Creating the topic-based subindicies only takes a few seconds using the rebuilt_index
approach
Was hoping to just use them directly once they're created
Didn't want to have to filter them again
what if you just used the in-memory vector store once you had the nodes for the rebuilt_index
?
Or, I guess that only works (quickly) if the pg vector store is also returning the node embeddings
If you had the nodes+embeddings, it would be very fast to create an in-memory vector index
That was the plan with Step 2
Rebuilding these 4 indicies and saving them to a dict takes ~4 seconds
tools_dict = {
"xray": ['x-ray', 'xray', 'xr', 'radiograph', 'cxr', 'kub', 'axr', 'dxr', 'film'],
"ct-scan": [' ct ', 'ct_', 'computed tomography', 'cat scan', 'ct scan'],
"mri": ['mri', 'magnetic resonance imaging', 'nmr imaging', 'nmri'],
"all": [],
}
...
# Store the tool_to_index dictionary in the patient_to_tools dictionary
patient_to_tools[patient_id] = tool_to_index
I can access each topic_index like this patient_to_tools[patient_id]["xray"]
, but I can't create a query engine out of it because doing so retrieves against all of the patient's nodes, not just the ones saved in memory for the topic_index
Ultimately, my goal was to have a query agent pick a query engine tool that best corresponds to the user query, and in my case, I'm currently getting bad answers for certain topics like xrays (mostly retrieval issues). This was to be my hack workaround to this problem
Ok, might have gotten it working as originally intended.
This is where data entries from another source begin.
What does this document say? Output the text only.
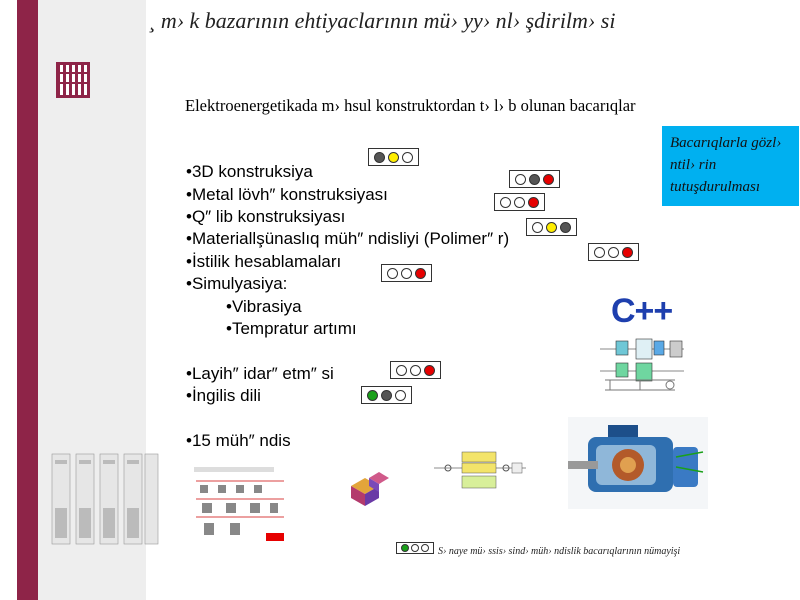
¸ m› k bazarının ehtiyaclarının mü› yy› nl› şdirilm› si
Elektroenergetikada m› hsul konstruktordan t› l› b olunan bacarıqlar
•3D konstruksiya
•Metal lövh″ konstruksiyası
•Q″ lib konstruksiyası
•Materiallşünaslıq müh″ ndisliyi (Polimer″ r)
•İstilik hesablamaları
•Simulyasiya:
•Vibrasiya
•Tempratur artımı
•Layih″ idar″ etm″ si
•İngilis dili
•15 müh″ ndis
Bacarıqlarla gözl› ntil› rin tutuşdurulması
C++
S› naye mü› ssis› sind› müh› ndislik bacarıqlarının nümayişi
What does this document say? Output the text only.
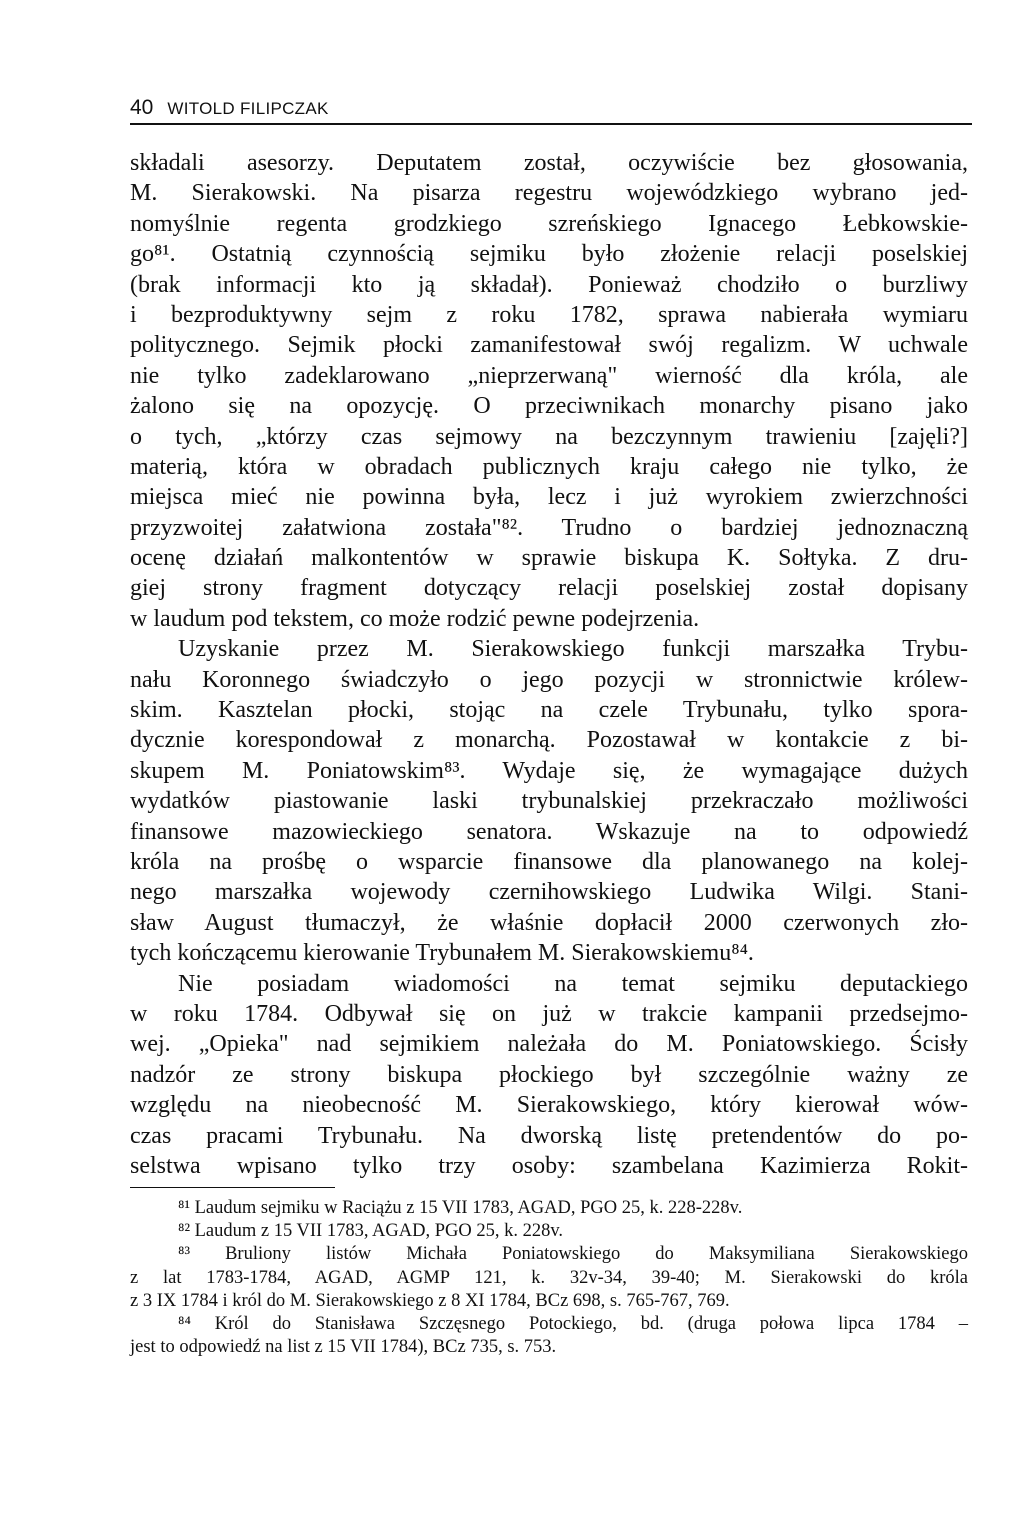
40 WITOLD FILIPCZAK
składali asesorzy. Deputatem został, oczywiście bez głosowania,
M. Sierakowski. Na pisarza regestru wojewódzkiego wybrano jed-
nomyślnie regenta grodzkiego szreńskiego Ignacego Łebkowskie-
go⁸¹. Ostatnią czynnością sejmiku było złożenie relacji poselskiej
(brak informacji kto ją składał). Ponieważ chodziło o burzliwy
i bezproduktywny sejm z roku 1782, sprawa nabierała wymiaru
politycznego. Sejmik płocki zamanifestował swój regalizm. W uchwale
nie tylko zadeklarowano „nieprzerwaną" wierność dla króla, ale
żalono się na opozycję. O przeciwnikach monarchy pisano jako
o tych, „którzy czas sejmowy na bezczynnym trawieniu [zajęli?]
materią, która w obradach publicznych kraju całego nie tylko, że
miejsca mieć nie powinna była, lecz i już wyrokiem zwierzchności
przyzwoitej załatwiona została"⁸². Trudno o bardziej jednoznaczną
ocenę działań malkontentów w sprawie biskupa K. Sołtyka. Z dru-
giej strony fragment dotyczący relacji poselskiej został dopisany
w laudum pod tekstem, co może rodzić pewne podejrzenia.
Uzyskanie przez M. Sierakowskiego funkcji marszałka Trybu-
nału Koronnego świadczyło o jego pozycji w stronnictwie królew-
skim. Kasztelan płocki, stojąc na czele Trybunału, tylko spora-
dycznie korespondował z monarchą. Pozostawał w kontakcie z bi-
skupem M. Poniatowskim⁸³. Wydaje się, że wymagające dużych
wydatków piastowanie laski trybunalskiej przekraczało możliwości
finansowe mazowieckiego senatora. Wskazuje na to odpowiedź
króla na prośbę o wsparcie finansowe dla planowanego na kolej-
nego marszałka wojewody czernihowskiego Ludwika Wilgi. Stani-
sław August tłumaczył, że właśnie dopłacił 2000 czerwonych zło-
tych kończącemu kierowanie Trybunałem M. Sierakowskiemu⁸⁴.
Nie posiadam wiadomości na temat sejmiku deputackiego
w roku 1784. Odbywał się on już w trakcie kampanii przedsejmo-
wej. „Opieka" nad sejmikiem należała do M. Poniatowskiego. Ścisły
nadzór ze strony biskupa płockiego był szczególnie ważny ze
względu na nieobecność M. Sierakowskiego, który kierował wów-
czas pracami Trybunału. Na dworską listę pretendentów do po-
selstwa wpisano tylko trzy osoby: szambelana Kazimierza Rokit-
⁸¹ Laudum sejmiku w Raciążu z 15 VII 1783, AGAD, PGO 25, k. 228-228v.
⁸² Laudum z 15 VII 1783, AGAD, PGO 25, k. 228v.
⁸³ Bruliony listów Michała Poniatowskiego do Maksymiliana Sierakowskiego
z lat 1783-1784, AGAD, AGMP 121, k. 32v-34, 39-40; M. Sierakowski do króla
z 3 IX 1784 i król do M. Sierakowskiego z 8 XI 1784, BCz 698, s. 765-767, 769.
⁸⁴ Król do Stanisława Szczęsnego Potockiego, bd. (druga połowa lipca 1784 –
jest to odpowiedź na list z 15 VII 1784), BCz 735, s. 753.
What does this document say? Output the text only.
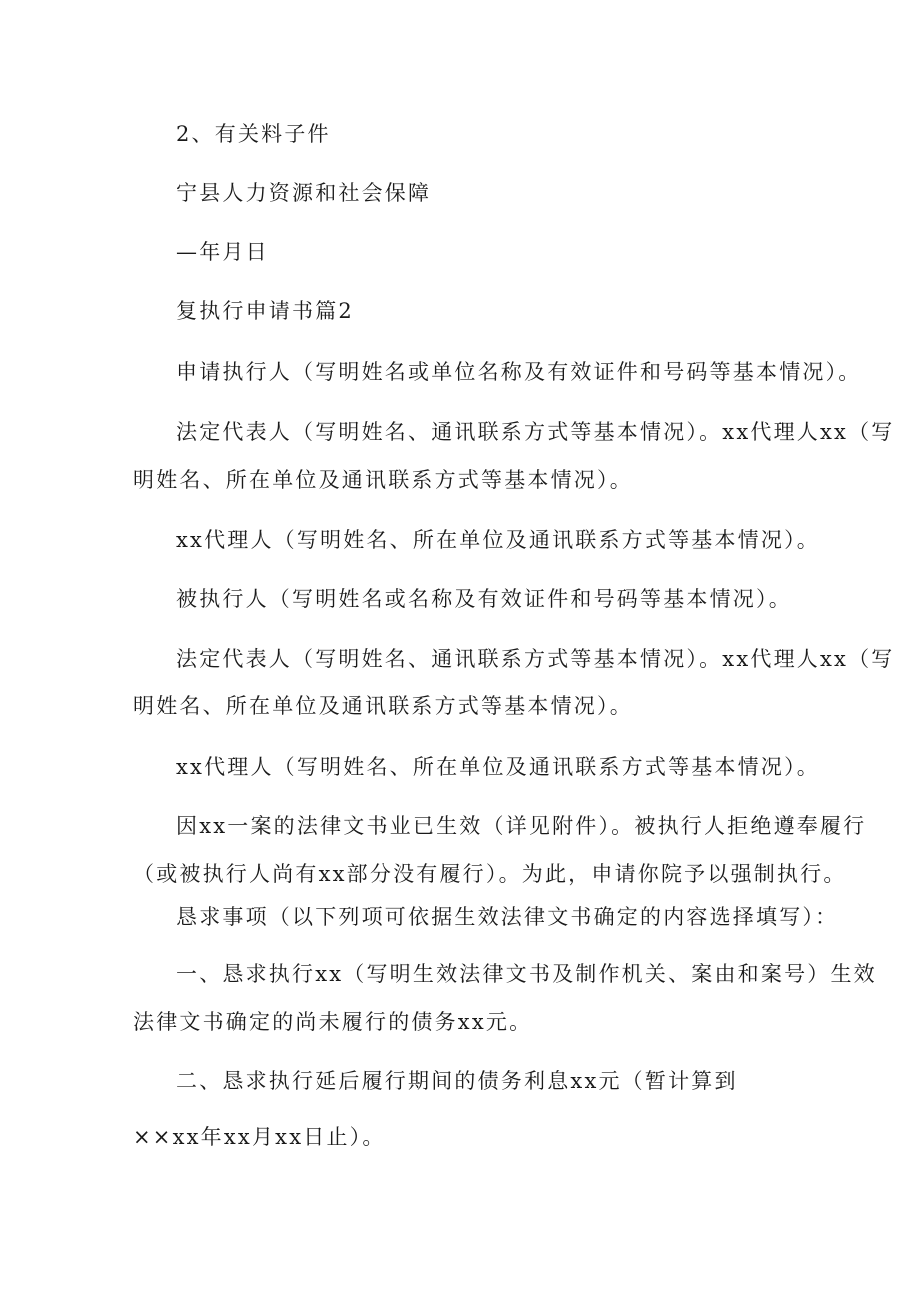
2、有关料子件
宁县人力资源和社会保障
—年月日
复执行申请书篇2
申请执行人（写明姓名或单位名称及有效证件和号码等基本情况）。
法定代表人（写明姓名、通讯联系方式等基本情况）。xx代理人xx（写
明姓名、所在单位及通讯联系方式等基本情况）。
xx代理人（写明姓名、所在单位及通讯联系方式等基本情况）。
被执行人（写明姓名或名称及有效证件和号码等基本情况）。
法定代表人（写明姓名、通讯联系方式等基本情况）。xx代理人xx（写
明姓名、所在单位及通讯联系方式等基本情况）。
xx代理人（写明姓名、所在单位及通讯联系方式等基本情况）。
因xx一案的法律文书业已生效（详见附件）。被执行人拒绝遵奉履行
（或被执行人尚有xx部分没有履行）。为此，申请你院予以强制执行。
恳求事项（以下列项可依据生效法律文书确定的内容选择填写）：
一、恳求执行xx（写明生效法律文书及制作机关、案由和案号）生效
法律文书确定的尚未履行的债务xx元。
二、恳求执行延后履行期间的债务利息xx元（暂计算到
××xx年xx月xx日止）。
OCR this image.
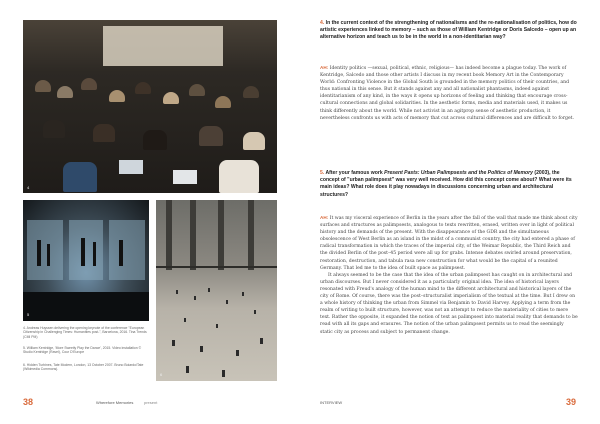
4
5
6
4. Andreas Huyssen delivering the opening keynote of the conference "European Citizenship in Challenging Times: Humanities post-", Barcelona, 2016. Tina Trends (CMI PM)
5. William Kentridge, 'More Sweetly Play the Dance', 2015. Video installation © Studio Kentridge (Ravel), Cour D'Europe
6. Hidden Turbines, Tate Modern, London, 13 October 2007. Bruno Boiardo/Tate (Wikimedia Commons).

4. In the current context of the strengthening of nationalisms and the re-nationalisation of politics, how do artistic experiences linked to memory – such as those of William Kentridge or Doris Salcedo – open up an alternative horizon and teach us to be in the world in a non-identitarian way?

AH: Identity politics —sexual, political, ethnic, religious— has indeed become a plague today. The work of Kentridge, Salcedo and those other artists I discuss in my recent book Memory Art in the Contemporary World: Confronting Violence in the Global South is grounded in the memory politics of their countries, and thus national in this sense. But it stands against any and all nationalist phantasms, indeed against identitarianism of any kind, in the ways it opens up horizons of feeling and thinking that encourage cross-cultural connections and global solidarities. In the aesthetic forms, media and materials used, it makes us think differently about the world. While not activist in an agitprop sense of aesthetic production, it nevertheless confronts us with acts of memory that cut across cultural differences and are difficult to forget.

5. After your famous work Present Pasts: Urban Palimpsests and the Politics of Memory (2003), the concept of "urban palimpsest" was very well received. How did this concept come about? What were its main ideas? What role does it play nowadays in discussions concerning urban and architectural structures?

AH: It was my visceral experience of Berlin in the years after the fall of the wall that made me think about city surfaces and structures as palimpsests, analogous to texts rewritten, erased, written over in light of political history and the demands of the present. With the disappearance of the GDR and the simultaneous obsolescence of West Berlin as an island in the midst of a communist country, the city had entered a phase of radical transformation in which the traces of the imperial city, of the Weimar Republic, the Third Reich and the divided Berlin of the post–45 period were all up for grabs. Intense debates swirled around preservation, restoration, destruction, and tabula rasa new construction for what would be the capital of a reunited Germany. That led me to the idea of built space as palimpsest.

It always seemed to be the case that the idea of the urban palimpsest has caught on in architectural and urban discourses. But I never considered it as a particularly original idea. The idea of historical layers resonated with Freud's analogy of the human mind to the different architectural and historical layers of the city of Rome. Of course, there was the post–structuralist imperialism of the textual at the time. But I drew on a whole history of thinking the urban from Simmel via Benjamin to David Harvey. Applying a term from the realm of writing to built structure, however, was not an attempt to reduce the materiality of cities to mere text. Rather the opposite, it expanded the notion of text as palimpsest into material reality that demands to be read with all its gaps and erasures. The notion of the urban palimpsest permits us to read the seemingly static city as process and subject to permanent change.

38	Wherefore Memories	present	INTERVIEW	39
Will share updated solution soon
Solution for posterity:
async def index_to_query_engine(conversation_docs: List[str], index: VectorStoreIndex) -> BaseQueryEngine:
top_k = 100
patient_id = str(conversation_docs[0].patient_id)
filters = MetadataFilters(
filters=[
ExactMatchFilter(key="patient_id", value=patient_id),
ExactMatchFilter(key="node_type", value="child"),
]
)
kwargs = {"similarity_top_k": top_k, "filters": filters}
# Pre-filter nodes since BM25Retriever doesn't support filters
nodes = index.storage_context.docstore.docs # NOTE: 97 nodes in the index
filtered_nodes = [node for node in nodes.values()
if node.metadata.get('patient_id') == patient_id
and node.metadata.get('node_type') == 'child'] # NOTE: 60 nodes that match the filters
bm25_retriever = BM25Retriever.from_defaults(nodes=filtered_nodes, similarity_top_k=top_k)
bm25_nodes = bm25_retriever.retrieve(query_str) # Returns 60 nodes (despite requesting 100), as expected
index = VectorStoreIndex(filtered_nodes, service_context=service_context) # Creating a new index on the filtered nodes solves the issue!
base_retriever = index.as_retriever(**kwargs)
base_nodes = base_retriever.retrieve(query_str) # Returns 60 nodes!!!